Liber Obscura. Тёмная книга, Эрика и её кошмарное приключение в двузначность - стр. 13
– Мама? – тихо позвала девочка, оказавшись внизу и глядя на убегающую вверх лестницу.
Эрика, не потревожив Скрип-топа, вновь поднялась на второй этаж, на цыпочках пробралась до дальней двери и приложила ухо. В комнате кто-то был. Ма вернулась? Но почему она не заглянула к ней? Или заглянула, но не нашла. Точно, ведь в комнате Эрики не было, а в кабинет отца Жозлин никогда не заходит.
По ту сторону двери чиркнули по полу ножки стула, донеслись звуки шагов: всего несколько, но в самый раз, чтобы дойти от стола до окна. Лёгкий перезвон металла – словно шёпот фей: это ветерок юркнул в фурин[15].
– Спасибо за поздравление, ма, – проговорила Эрика, сжимая в кулаке оранжевое послание. Крылья бабочки смялись.
По ту сторону двери всё стихло.
– Не за что, милая, – приглушенный ответ. Голос растерял эмоции, проходя через стены. – Поговорим позже. Я себя не очень чувствую.
– Конечно, ма, – девочка закусила губу. – Отдыхай, ма.
Эрика спустилась. Забыв про Скрип-топа, наступила на крышу его дома, и монстр жалобно хныкнул.
– Прости, – прошептала Эрика и всхлипнула.
На кухне было тихо. От праздника не осталось следа. Лишь еле ощутимый запах ванили и шоколада. Её праздничная тарелка с маяком, вымытая и высушенная, вновь висела на стене рядом с маминой чайкой и папиной лодкой. По легенде, они купили этот набор, когда отдыхали на побережье, праздновали первый год Эрики и выход в свет её книжной сестры. Эта же легенда гласила, что, когда «девочкам» исполнится десять, они вновь вернутся, чтобы отметить эту дату. Ну вот, Эрике десять, а её «бумажная» сестра сгинула в мясорубке книжной индустрии, не успев покрасоваться на полках и в топах продаж. И, кажется, об этом обещании все предпочли забыть. Даже когда отец рассказал о нём три года назад, он уже тогда сконфузился, что упомянул самое большое разочарование и неудачу Жозлин. И вот, глядя на тарелки сейчас, Эрика подумала, что вдруг это разочарование вовсе не провал книги, а она – непутёвая кровная дочь.
Эрика зажмурилась, и незваная мысль сжалась меж век, отступила и провалилась обратно в тёмное нечто, из которого вылезла. Эрика быстро пробежалась по картотеки памяти, кинула на зияющую мрачную дыру обиды и грусти яркий половичок и уселась в уютное кресло приятных воспоминаний. Она заново взглянула на тарелки и улыбнулась. В голове зашуршала кинолента, весь мир погрузился в полумрак и лишь счастливые картинки замелькали перед глазами, оживляя былое.
«Это самое волшебное место, которое вросло в нас, – сказал па. – Жозлин всегда говорит, что она чайка, ибо ей нужен простор и воздух, чтобы расправить крылья. Лодка – это я. Твоя мама вечно сравнивает меня с рыбаком, который забрасывает сети в глубины, надеясь достать среди водорослей и старых ботинок сокровище. А ты, обезьянка, маяк, который светит нам.

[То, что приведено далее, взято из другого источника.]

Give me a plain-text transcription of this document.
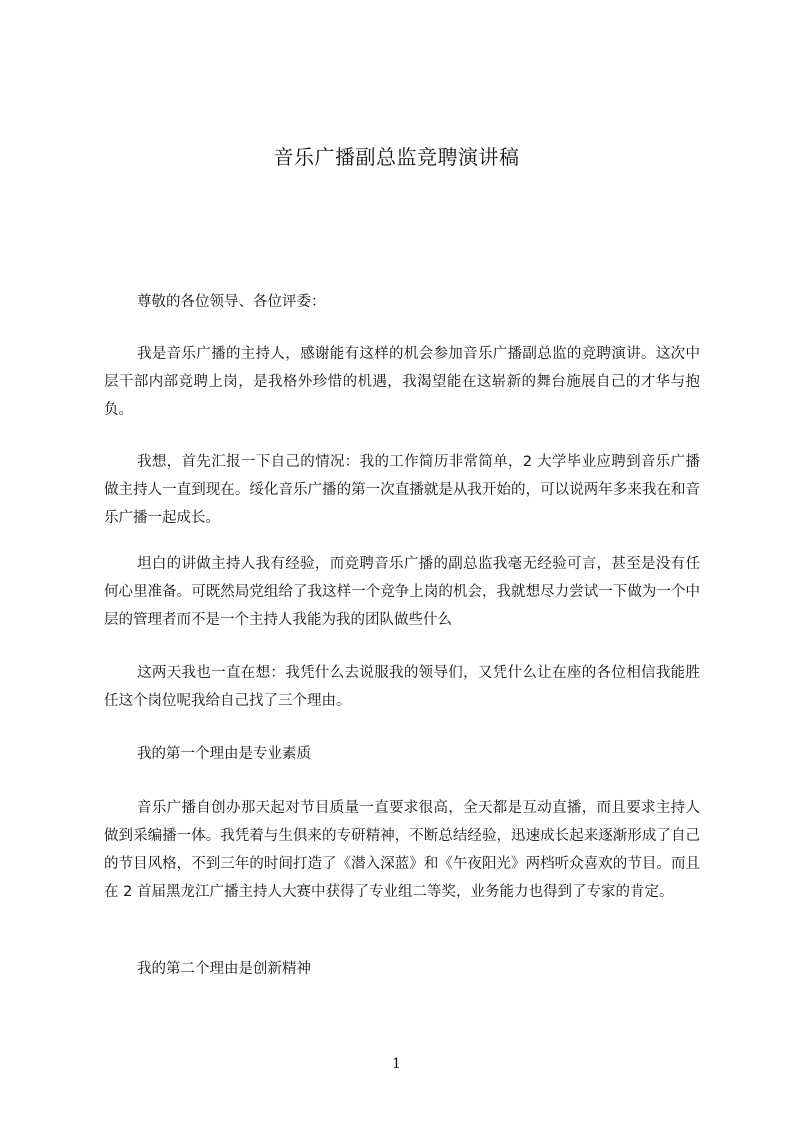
音乐广播副总监竞聘演讲稿

尊敬的各位领导、各位评委：

我是音乐广播的主持人，感谢能有这样的机会参加音乐广播副总监的竞聘演讲。这次中层干部内部竞聘上岗，是我格外珍惜的机遇，我渴望能在这崭新的舞台施展自己的才华与抱负。

我想，首先汇报一下自己的情况：我的工作简历非常简单，2 大学毕业应聘到音乐广播做主持人一直到现在。绥化音乐广播的第一次直播就是从我开始的，可以说两年多来我在和音乐广播一起成长。

坦白的讲做主持人我有经验，而竞聘音乐广播的副总监我毫无经验可言，甚至是没有任何心里准备。可既然局党组给了我这样一个竞争上岗的机会，我就想尽力尝试一下做为一个中层的管理者而不是一个主持人我能为我的团队做些什么

这两天我也一直在想：我凭什么去说服我的领导们，又凭什么让在座的各位相信我能胜任这个岗位呢我给自己找了三个理由。

我的第一个理由是专业素质

音乐广播自创办那天起对节目质量一直要求很高，全天都是互动直播，而且要求主持人做到采编播一体。我凭着与生俱来的专研精神，不断总结经验，迅速成长起来逐渐形成了自己的节目风格，不到三年的时间打造了《潜入深蓝》和《午夜阳光》两档听众喜欢的节目。而且在 2 首届黑龙江广播主持人大赛中获得了专业组二等奖，业务能力也得到了专家的肯定。

我的第二个理由是创新精神

1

– А моя сестра? – спросила Эрика.
– Твоя сестра? – отец нахмурился. – Она, наверное, море, но не понятно, какая именно его часть – дно, которое не достигает ни единый луч солнца критиков, или волна продаж, которая однажды смоет всех ехидных ротозеев на берегу».
Эрика не помнила четвёртое изображение. У сестры не было тарелки. Лишь гвоздик. Каждый год Эрика собиралась спросить, но слова застревали, а позже заедались тортом и растворялись в какао.